No que diz respeito às fugas, para os que conseguiam êxito no seu intento, manter-se em fuga, por inúmeros motivos, não era fácil — nem para os escravos fugidos, nem para as pessoas que viviam no entorno. Um exemplo disso é que, no ano de 1887, segundo o relato de um delegado, um morador do povoado de Santo Amaro, Amaro Trajano, foi espancado em terras do Engenho Tinoco por um bando de escravos fugidos, que se encontravam escondidos nas matas dos Engenhos Tinoco e Fluminense.[62] Por praticarem furtos, os quilombolas eram considerados perturbadores da ordem, realizando-se diligências policiais para prendê-los; em consequência disso, os escravos fugitivos costumavam migrar de um local para outro, conforme a necessidade e a ameaça de recaptura.
Multiplicvam-se os quilombos e as fugas e, enfim, todo esse contexto em prol da liberdade só ratifica o quanto a escravidão definhava e demonstra que havia um clima de insatisfação e diminuição dos mecanismos de controle na Mata Sul de Pernambuco, decorrente do aumento dos deslocamentos dos escravos fugidos e dos libertos.
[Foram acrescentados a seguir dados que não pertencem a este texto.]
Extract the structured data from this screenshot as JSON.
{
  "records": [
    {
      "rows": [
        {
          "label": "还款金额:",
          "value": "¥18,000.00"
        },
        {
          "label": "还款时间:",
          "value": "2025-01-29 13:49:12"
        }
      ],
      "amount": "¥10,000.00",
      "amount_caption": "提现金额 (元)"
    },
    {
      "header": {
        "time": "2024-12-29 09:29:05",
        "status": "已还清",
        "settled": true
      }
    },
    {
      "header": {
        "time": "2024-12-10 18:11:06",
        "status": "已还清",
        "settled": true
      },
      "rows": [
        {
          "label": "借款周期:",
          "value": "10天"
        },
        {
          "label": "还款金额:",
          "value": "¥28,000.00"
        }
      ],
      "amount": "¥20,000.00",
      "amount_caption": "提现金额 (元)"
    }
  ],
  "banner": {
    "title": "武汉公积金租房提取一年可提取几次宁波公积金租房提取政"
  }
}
Para o declínio da escravidão muito contribuiu o movimento abolicionista que, em 1887, vivia seus melhores dias e retomava as suas atividades com maior adesão e mais força em todo o Brasil.[63] A luta pelo fim da escravidão ganhou repercussão no debate político partidário e se tornou, para muitos, uma missão. E, muito embora a proposta não seja supervalorizar aqui o desempenho do movimento abolicionista em Pernambuco, não se pode perder de vista que tal movimento social empreendeu mudanças nas práticas políticas e nas reivindicações de direitos para a população oriunda do cativeiro, como, por exemplo, o uso maior do campo jurídico, das manifestações públicas em meetings, das agremiações abolicionistas, artísticas e religiosas, além dos jornais que funcionavam como espaço de atividade militante, circulação de ideias e para angariar simpatizantes.
Ao longo das décadas de 1870 e 1880, as táticas empreendidas pelos cativos para obter a liberdade foram se modificando, e o apelo à Justiça foi se tornando uma das formas mais comuns para a sua conquista. Um desses processos foi protagonizado pela escrava Paula e sua senhora, a Baronesa da Escada, em 1887, processo que acaba por revelar uma história de prováveis desacertos entre as envolvidas, pois, em um primeiro momento, a escrava Paula tentou negociar sua liberdade pacificamente, não tendo obtido êxito.[64] A baronesa poderia dispor de sua escrava como melhor lhe conviesse, pois, dentro da lógica escravista, era a senhora quem possuía o poder de decidir o futuro de sua cativa. Ao recorrer à Justiça, por meio de um representante legal, a escrava Paula, de 19 anos, tentava subverter essa lógica, contestando a vontade e o domínio de sua senhora. É provável que a escravizada, logo depois dessa solicitação, tenha convencido, pressionado ou tenha tornado difíceis os dias de sua senhora, a ponto de fazê-la mudar de ideia e conceder-lhe, mediante pagamento, a alforria. Ou, ainda, a Baronesa da Escada teria modificado o seu posicionamento, tendo em vista que, com o debate dos últimos anos acerca dos projetos parlamentares e das medidas de Estado referentes ao encaminhamento da abolição no Brasil, a escravidão estava com seus dias contados. Certamente, diante de tal quadro, junto à impertinência dos escravizados, as relações entre senhores e escravos encontravam-se tensionadas. Por fim, consta no processo que Paula e a Baronesa firmaram um acordo para acertar os termos da manumissão pleiteada, que acabou ajustada em 400 mil réis, valor esse estipulado pelo perito que avaliou a escrava e que foi pago pela Fazenda Nacional.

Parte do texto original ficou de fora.